Cuando la procesión llegó al jardín del Getsemaní, los apóstoles y los discípulos comenzaron a dar el último adiós a la Virgen María. Recién a medianoche lograron depositar el cuerpo dentro del sepulcro y sellar la entrada con una gran piedra.
Por tres días no se fueron de ese lugar, orando y cantando salmos. Por la providencia de Dios, el apóstol Tomás no estuvo presente en el funeral. Llegando el tercer día a Getsemaní se acercó a la tumba y allí lloró preguntándose por qué no se le había permitido a él presenciar la partida de la Madre de Dios. Los apóstoles decidieron abrir la tumba para que Tomás pudiera dar su último adiós.
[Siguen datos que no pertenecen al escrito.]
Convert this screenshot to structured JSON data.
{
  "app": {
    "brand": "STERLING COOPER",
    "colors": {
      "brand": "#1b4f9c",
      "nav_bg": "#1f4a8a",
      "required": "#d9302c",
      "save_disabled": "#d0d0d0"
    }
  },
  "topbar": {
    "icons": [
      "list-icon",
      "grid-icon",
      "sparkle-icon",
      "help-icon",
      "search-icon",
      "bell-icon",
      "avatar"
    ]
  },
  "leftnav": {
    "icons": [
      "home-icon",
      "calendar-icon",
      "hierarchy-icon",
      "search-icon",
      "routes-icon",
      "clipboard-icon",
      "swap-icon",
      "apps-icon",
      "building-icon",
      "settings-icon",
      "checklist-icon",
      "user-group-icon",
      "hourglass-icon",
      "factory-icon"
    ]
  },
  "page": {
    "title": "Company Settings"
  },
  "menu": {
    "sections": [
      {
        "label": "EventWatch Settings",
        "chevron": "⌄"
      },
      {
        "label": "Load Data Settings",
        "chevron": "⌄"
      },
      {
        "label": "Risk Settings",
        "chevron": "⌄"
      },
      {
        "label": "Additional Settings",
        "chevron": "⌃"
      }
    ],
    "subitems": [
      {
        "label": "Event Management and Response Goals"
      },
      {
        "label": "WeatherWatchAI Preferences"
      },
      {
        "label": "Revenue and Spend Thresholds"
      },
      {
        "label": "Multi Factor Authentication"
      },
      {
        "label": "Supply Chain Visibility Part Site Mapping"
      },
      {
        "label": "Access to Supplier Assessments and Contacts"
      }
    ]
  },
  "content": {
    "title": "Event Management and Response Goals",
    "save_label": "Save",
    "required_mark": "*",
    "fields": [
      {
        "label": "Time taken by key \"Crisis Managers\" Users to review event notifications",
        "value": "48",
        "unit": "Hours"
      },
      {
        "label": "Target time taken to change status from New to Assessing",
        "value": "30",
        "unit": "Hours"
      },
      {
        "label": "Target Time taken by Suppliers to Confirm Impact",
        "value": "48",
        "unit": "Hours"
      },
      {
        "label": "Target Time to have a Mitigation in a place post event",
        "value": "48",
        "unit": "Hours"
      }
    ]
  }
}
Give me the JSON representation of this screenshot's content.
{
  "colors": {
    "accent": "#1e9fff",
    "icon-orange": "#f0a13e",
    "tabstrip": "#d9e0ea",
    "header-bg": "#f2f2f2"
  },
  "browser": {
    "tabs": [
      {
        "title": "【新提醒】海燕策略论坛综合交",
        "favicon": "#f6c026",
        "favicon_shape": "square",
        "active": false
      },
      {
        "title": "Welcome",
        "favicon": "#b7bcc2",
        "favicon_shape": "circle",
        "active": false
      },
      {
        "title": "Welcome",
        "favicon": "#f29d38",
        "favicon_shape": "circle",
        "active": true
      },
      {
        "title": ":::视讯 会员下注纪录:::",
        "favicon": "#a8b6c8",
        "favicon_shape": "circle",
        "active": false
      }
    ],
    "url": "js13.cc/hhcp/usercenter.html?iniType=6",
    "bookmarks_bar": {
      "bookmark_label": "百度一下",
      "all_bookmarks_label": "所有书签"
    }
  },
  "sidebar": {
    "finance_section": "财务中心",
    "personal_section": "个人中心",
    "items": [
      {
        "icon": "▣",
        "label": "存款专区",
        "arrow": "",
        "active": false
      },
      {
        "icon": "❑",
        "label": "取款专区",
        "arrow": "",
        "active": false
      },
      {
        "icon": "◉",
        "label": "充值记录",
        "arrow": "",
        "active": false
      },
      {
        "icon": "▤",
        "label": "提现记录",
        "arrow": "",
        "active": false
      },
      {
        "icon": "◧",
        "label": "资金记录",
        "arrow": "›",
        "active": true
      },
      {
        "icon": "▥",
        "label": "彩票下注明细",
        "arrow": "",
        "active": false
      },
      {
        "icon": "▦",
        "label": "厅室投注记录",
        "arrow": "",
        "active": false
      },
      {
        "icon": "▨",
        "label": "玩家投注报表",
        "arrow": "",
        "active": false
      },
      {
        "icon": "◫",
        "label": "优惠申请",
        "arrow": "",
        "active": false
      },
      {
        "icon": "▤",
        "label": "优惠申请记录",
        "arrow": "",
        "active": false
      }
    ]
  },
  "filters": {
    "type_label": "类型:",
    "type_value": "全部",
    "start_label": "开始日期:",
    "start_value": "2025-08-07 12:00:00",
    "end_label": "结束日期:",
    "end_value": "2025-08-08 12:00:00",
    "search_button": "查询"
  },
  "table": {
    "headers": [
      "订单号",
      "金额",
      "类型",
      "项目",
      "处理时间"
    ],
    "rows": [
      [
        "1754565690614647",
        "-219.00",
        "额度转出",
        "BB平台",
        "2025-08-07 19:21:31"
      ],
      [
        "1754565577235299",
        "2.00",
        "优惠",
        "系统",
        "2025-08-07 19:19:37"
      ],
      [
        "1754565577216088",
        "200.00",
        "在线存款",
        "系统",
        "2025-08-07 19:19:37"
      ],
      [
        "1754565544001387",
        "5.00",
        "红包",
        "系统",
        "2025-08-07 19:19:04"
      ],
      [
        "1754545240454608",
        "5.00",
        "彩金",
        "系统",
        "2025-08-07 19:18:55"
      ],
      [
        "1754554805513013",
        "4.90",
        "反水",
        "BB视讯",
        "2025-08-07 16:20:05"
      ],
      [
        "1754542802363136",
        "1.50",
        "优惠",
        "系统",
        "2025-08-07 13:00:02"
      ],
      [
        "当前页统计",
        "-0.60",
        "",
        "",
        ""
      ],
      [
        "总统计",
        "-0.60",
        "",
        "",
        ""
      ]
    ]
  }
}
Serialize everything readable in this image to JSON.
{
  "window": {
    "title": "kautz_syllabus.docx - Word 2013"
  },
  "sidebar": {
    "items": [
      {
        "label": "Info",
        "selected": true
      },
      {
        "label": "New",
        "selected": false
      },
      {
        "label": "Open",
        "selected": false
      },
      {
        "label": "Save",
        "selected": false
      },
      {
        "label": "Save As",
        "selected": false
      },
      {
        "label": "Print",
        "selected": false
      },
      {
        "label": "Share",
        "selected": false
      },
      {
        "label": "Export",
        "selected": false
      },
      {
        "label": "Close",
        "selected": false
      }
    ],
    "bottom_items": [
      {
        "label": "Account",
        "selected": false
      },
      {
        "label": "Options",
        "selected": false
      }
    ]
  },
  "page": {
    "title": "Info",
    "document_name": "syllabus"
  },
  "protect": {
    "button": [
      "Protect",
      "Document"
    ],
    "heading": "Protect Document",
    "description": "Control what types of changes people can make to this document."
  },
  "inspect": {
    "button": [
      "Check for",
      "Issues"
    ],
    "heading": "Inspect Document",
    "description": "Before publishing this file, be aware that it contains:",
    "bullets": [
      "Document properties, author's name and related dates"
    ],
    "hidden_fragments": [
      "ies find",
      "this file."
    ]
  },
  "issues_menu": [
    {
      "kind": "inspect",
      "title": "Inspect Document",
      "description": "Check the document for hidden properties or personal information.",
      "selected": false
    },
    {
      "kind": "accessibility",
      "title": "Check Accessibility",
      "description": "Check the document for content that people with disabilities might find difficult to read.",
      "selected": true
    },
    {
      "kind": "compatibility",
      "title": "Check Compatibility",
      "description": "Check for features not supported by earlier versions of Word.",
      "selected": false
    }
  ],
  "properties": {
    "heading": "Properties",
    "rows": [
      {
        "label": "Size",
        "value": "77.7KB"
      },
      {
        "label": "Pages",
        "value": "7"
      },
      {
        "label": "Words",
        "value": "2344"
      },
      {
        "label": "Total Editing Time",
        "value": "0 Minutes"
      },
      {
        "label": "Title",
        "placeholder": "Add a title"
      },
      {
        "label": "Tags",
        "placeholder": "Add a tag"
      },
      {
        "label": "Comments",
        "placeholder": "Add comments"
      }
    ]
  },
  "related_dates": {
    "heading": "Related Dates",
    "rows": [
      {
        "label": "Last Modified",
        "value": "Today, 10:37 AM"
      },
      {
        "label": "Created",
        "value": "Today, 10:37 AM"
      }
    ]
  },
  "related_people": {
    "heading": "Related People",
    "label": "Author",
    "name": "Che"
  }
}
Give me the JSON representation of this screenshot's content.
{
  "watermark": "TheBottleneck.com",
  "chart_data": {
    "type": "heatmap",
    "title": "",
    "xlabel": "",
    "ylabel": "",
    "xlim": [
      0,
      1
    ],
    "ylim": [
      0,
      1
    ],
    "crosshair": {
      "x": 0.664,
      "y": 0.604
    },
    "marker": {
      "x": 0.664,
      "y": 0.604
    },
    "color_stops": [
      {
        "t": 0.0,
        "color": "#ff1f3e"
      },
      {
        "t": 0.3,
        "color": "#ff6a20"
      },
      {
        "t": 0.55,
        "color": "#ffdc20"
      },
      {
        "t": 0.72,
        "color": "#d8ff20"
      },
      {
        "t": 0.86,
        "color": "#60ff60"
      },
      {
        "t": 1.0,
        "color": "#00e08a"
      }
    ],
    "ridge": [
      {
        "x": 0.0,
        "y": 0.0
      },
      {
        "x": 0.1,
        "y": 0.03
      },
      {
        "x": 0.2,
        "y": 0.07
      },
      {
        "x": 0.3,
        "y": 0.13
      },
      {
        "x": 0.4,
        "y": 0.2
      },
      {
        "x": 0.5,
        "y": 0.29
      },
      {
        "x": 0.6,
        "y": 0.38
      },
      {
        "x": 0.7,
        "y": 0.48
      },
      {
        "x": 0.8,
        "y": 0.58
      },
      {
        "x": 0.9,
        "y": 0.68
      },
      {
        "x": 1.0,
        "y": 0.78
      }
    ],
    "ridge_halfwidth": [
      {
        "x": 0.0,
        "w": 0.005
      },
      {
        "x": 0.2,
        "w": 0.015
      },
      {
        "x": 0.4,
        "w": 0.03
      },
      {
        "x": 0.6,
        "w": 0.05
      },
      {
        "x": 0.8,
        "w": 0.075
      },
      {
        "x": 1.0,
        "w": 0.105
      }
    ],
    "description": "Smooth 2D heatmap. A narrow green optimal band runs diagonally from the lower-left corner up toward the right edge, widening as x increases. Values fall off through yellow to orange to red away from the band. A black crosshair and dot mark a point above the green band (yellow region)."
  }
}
Cuando abrieron el sepulcro, solo encontraron sus lienzos y entendieron que su cuerpo también había sido recibido en los cielos por Nuestro Señor.
La tarde del mismo día, estando los apóstoles reunidos en una casa para poder comer, la Madre de Dios se les apareció y les dijo: “Regocíjense, estaré con ustedes todos los días de sus vidas”. Ellos exclamaron “Santísima Madre de Dios, sálvanos” iniciando esta exclamación que acompañará a la Iglesia eternamente.